とにかく何とかして落ち着かせようと、上体を起こしてさらさらで痛みも何もない綺麗な髪の毛を一定のリズムを保ちながら優しく撫でた。
『…落ち着けた?』
「…うん・・・」
まだぐずぐずと鼻をすするさつきにティッシュを渡すとありがとう、と受け取った。
『何があったの?』
「あのね、えっと…」
口ごもり、何か恥ずかしそうに、視線をあちらこちらに忙しなく動かしながらさつきは説明を始める。
『要約すると、さつきちゃんの好きな人に好きな子が出来た、と』
「出来た、じゃなくて、出来たかも!まだ確証はないんだけど…」
『さつきちゃんの好きな人って、黒子君だっけ?』
「何で知ってるのぉ!?」
慌てふためきながら顔を真っ赤にするさつきちゃんは、完全に恋をする乙女のそれである。
というか、黒子君にアイスの棒をもらったことを幸せそうに話したり、最近の話題の8割が黒子君のことなのだから分かりやすいのだが。頭は良いのに、こういうところでは変に鈍感なのだから馬鹿と天才は紙一重という表現はあながち嘘ではない。
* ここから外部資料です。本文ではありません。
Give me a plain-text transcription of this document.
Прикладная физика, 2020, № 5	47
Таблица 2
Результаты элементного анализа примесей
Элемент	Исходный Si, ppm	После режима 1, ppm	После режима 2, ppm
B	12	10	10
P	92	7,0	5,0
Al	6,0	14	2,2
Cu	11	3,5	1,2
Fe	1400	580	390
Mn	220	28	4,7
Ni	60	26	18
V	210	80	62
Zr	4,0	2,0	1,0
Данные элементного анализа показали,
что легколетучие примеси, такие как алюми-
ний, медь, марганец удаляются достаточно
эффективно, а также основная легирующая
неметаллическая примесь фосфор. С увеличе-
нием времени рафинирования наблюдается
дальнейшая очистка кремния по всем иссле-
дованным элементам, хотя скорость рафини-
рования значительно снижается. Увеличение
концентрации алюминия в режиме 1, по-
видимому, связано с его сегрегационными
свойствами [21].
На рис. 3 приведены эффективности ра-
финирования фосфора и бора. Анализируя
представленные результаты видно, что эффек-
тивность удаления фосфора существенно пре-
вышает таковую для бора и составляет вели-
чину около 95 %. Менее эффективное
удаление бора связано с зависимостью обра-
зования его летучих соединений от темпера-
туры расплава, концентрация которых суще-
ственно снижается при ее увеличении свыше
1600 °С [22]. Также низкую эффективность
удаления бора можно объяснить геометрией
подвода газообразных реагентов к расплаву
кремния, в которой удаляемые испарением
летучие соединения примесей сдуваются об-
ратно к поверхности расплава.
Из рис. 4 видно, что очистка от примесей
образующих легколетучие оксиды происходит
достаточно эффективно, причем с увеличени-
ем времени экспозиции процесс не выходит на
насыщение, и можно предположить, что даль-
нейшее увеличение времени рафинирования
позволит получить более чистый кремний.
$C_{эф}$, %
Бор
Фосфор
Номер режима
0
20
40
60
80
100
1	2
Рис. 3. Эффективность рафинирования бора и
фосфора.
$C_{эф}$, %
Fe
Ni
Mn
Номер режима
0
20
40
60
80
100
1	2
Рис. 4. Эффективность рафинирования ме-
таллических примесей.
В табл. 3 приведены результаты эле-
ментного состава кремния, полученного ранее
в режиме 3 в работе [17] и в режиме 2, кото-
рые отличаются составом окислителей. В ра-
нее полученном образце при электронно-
『それより、何で黒子君に好きな人がいるかもって思ったの?』
「え?えっと、昨日ね、普段読まないような作家さんの本を読んでたから、珍しいねって聞いてみたの」
そしたら・・・
「あれ、テツ君いつもと違う人の本読んでるんだね」
「あぁ、この本ですか?少し…気になったもので」
「気になった…?この作者さん、人気なの?」
「いえ、…気になっている人が読んでいたもので、つい…」
「…その時のテツ君ね、すごく優しそうに笑ってたから、もしかしたら好きな子が読んでたのかなって…」
『うーん…でもそれだけだとまだ本当に好きな人が読んでたっていう証拠にはならないんじゃ…』
「ううん!これは女の勘だもの、当たってるに違いないわ!」
恋は盲目とはよく言ったものだ。拳を固く握りしめてわなわなと震えるさつきにばれないように、小さくため息を吐く遥菜。
「だからね?テツ君に好きな人がいるのか、観察してきてほしいの!」
『え?』
「あ、もう出ないと!遥菜、テツ君と同じクラスじゃない?それとなくでいいから!じゃ、行ってきます!!」
『あ!ちょ、さつきちゃん!?』
伸ばした手は宙を掴み、さつきは既に階段を駆け下りていた。
行き場を失った手は力なく布団の膝の上に置かれた。何がどうなったらこんなことになるのか。そして、相変わらずのマイペースさに溜息すらも出てこない。
『変なことになったなぁ…』
とにかく、友人に相談するべく、再び携帯電話に手を伸ばした。